Courage, dear heart.

I’m tracing my thumb over the smooth, soothing surface of a necklace sent recently by a dear friend. Beneath a bubble of glass, it features a silhouette of a lion’s head and a quote from one of C.S. Lewis’s Narnia books: “Courage, dear heart.”

I’ve cherished those books since I was a child, but it’s been a while since I’ve read them, so I had to look it up to remind myself of the context. I was glad I did. It’s from a chapter called “The Dark Island,” in Voyage of the Dawn Treader, and it seems a very apt metaphor for what I’ve been up against lately:

The dark mass lay ahead, much nearer and larger, but still very dim, so that some thought it was still a long way off and others thought they were running into a mist.

About nine that morning, very suddenly, it was so close that they could see that it was not land at all, nor even, in an ordinary sense, a mist. It was a Darkness.

They end up stuck in a terrifying place, rowing in circles and running out of strength. Just as they are losing hope that they will ever get out, Lucy, the youngest, calls on Aslan, the creator of Narnia.

Lucy leant her head on the edge of the fighting-top and whispered, “Aslan, Aslan, if ever you loved us at all, send us help now.” The darkness did not grow any less, but she began to feel a little—a very, very little—better. “After all, nothing has really happened to us yet,” she thought.

“Look!” cried Rynelf’s voice hoarsely from the bows. There was a tiny speck of light ahead, and while they watched a broad beam of light fell from it upon the ship. It did not alter the surrounding darkness, but the whole ship was lit up as if by a searchlight. Caspian blinked, stared round, saw the faces of his companions all with wild, fixed expressions. Everyone was staring in the same direction: behind everyone lay his black, sharply-edged shadow.

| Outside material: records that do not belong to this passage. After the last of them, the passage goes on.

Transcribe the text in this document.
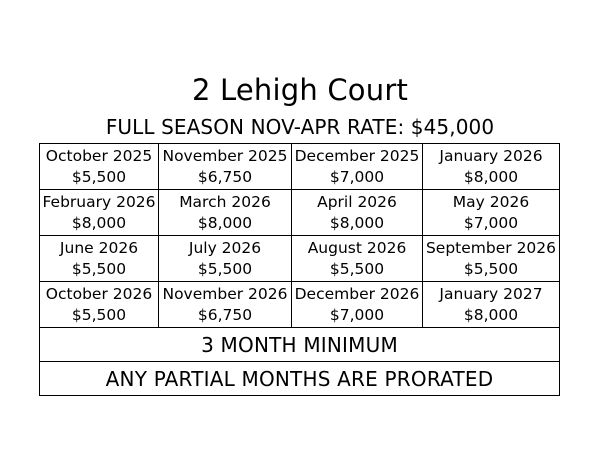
2 Lehigh Court
FULL SEASON NOV-APR RATE: $45,000
October 2025
$5,500	November 2025
$6,750	December 2025
$7,000	January 2026
$8,000

February 2026
$8,000	March 2026
$8,000	April 2026
$8,000	May 2026
$7,000

June 2026
$5,500	July 2026
$5,500	August 2026
$5,500	September 2026
$5,500

October 2026
$5,500	November 2026
$6,750	December 2026
$7,000	January 2027
$8,000

3 MONTH MINIMUM			
ANY PARTIAL MONTHS ARE PRORATED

Lucy looked along the beam and presently saw something in it. At first it looked like a cross, then it looked like an aeroplane, then it looked like a kite, and at last with a whirring of wings it was right overhead and was an albatross. It circled three times round the mast and then perched for an instant on the crest of the gilded dragon at the prow. It called out in a strong sweet voice what seemed to be words though no one understood them. After that it spread its wings, rose, and began to fly slowly ahead, bearing a little to starboard. Drinian steered after it not doubting that it offered good guidance.

But no one except Lucy knew that as it circled the mast it had whispered to her, “Courage, dear heart”, and the voice, she felt sure, was Aslan’s, and with the voice a delicious smell breathed in her face.

I had great hopes for the new drug regimen I started this month; a cutting-edge combination of bimonthly chemotherapy infusions and daily immunotherapy pills that targets the specific genetic mutation (BRAF) in my cancer. The first infusion threw my digestive system into hell almost immediately, which I expected, but what I didn’t expect is that the immunotherapy pills would induce such severe joint pain that I could barely walk after a week on the stuff. My oncologist told me to stop taking them, at least until our next appointment, and I’ve spent most of the last week in bed and on a lot of drugs to manage the pain. I feel like I’ve failed. My body is just beaten down after a year and a half of treatment, I guess.

I try to remember, sometimes, what normal used to be like.  Just a few years ago, I used to hike and bike and snowshoe, or at least walk a mile to the metro without thinking twice. We used to while away weekends rambling through Rock Creek Park and tromping across the city to new restaurants. We used to travel; somewhere beneath the army of little orange pill bottles that’s overrun my dresser there are souvenirs to prove it. Heck, a few months ago I was hopping a seaplane to a remote island on the coast of British Columbia to report a story.

I use these memories not to feel sorry for myself but to try to remember that I am not actually as old as I feel sometimes; I just turned 37. There’s plenty of life left in me yet.

And I look forward, following that whispering voice.

In a few moments the darkness turned into a greyness ahead, and then, almost before they dared to begin hoping, they had shot out into the sunlight and were in the warm, blue world again. And all at once everybody realised that there was nothing to be afraid of and never had been.